# YO Slingshots



## Grandpa Grumpy (Apr 21, 2013)

I picked this small Yo Slingshot from the prize table at the MWST. I believe it is the Wasp Be Gone design (somebody correct me if I am wrong, please). This is the first hdpe slingshot that I have owned. The feel of the material is very nice and the workmanship is excellent. The slingshot is small and is very pocketable, I banded it up with some light bands and shot some 1/4" steel - feels very good in the hand. It only took a few shots before I was hitting the target with my usual degree of accuracy (about 50%). Overall, I really like this small slingshot and I will be using it quite often.

I want to thank Yo Slingshots and all others who donated to the prize table. The was a nice selection from vendors and individuals alike.





  








Yo Slingshot




__
Grandpa Grumpy


__
Aug 10, 2014


__
2



Yo Slingshot that I picked from the prize table at the 2014 MWST.


----------



## GrayWolf (May 14, 2012)

The Wasp Be Gone is a great little shooter. It's very comfortable and will handle just about any ammo anyone could want to shoot....I shoot 3/8" steel all the time and 5/8" marbles when I go to the sporting clay range.

Todd


----------



## namazu (Jul 18, 2014)

Again another fine example of an inovative slingshot . im finding so many cool designs on this forum. Please forgive my ignorance but what is the material they are made of ?


----------



## Devoman (Oct 15, 2010)

namazu said:


> Again another fine example of an inovative slingshot . im finding so many cool designs on this forum. Please forgive my ignorance but what is the material they are made of ?

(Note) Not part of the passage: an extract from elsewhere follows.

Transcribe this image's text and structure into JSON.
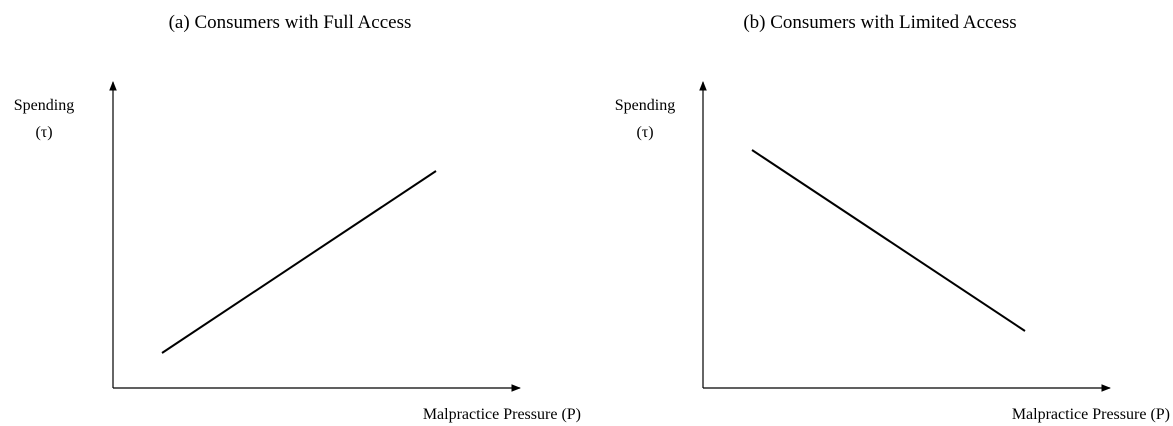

Sorry for the delay, I have been on vacation with out Internet. That one there is some kind of poly I got by mistake. Still works fine but has a slight gray color. I normally use top quality HDPE that is super black.

Yo


----------



## namazu (Jul 18, 2014)

Thank you taking the time to answer my daughter want to get the black and pink wbg multiplex again thanks great looking slingshots look forward to adding one to my colection


----------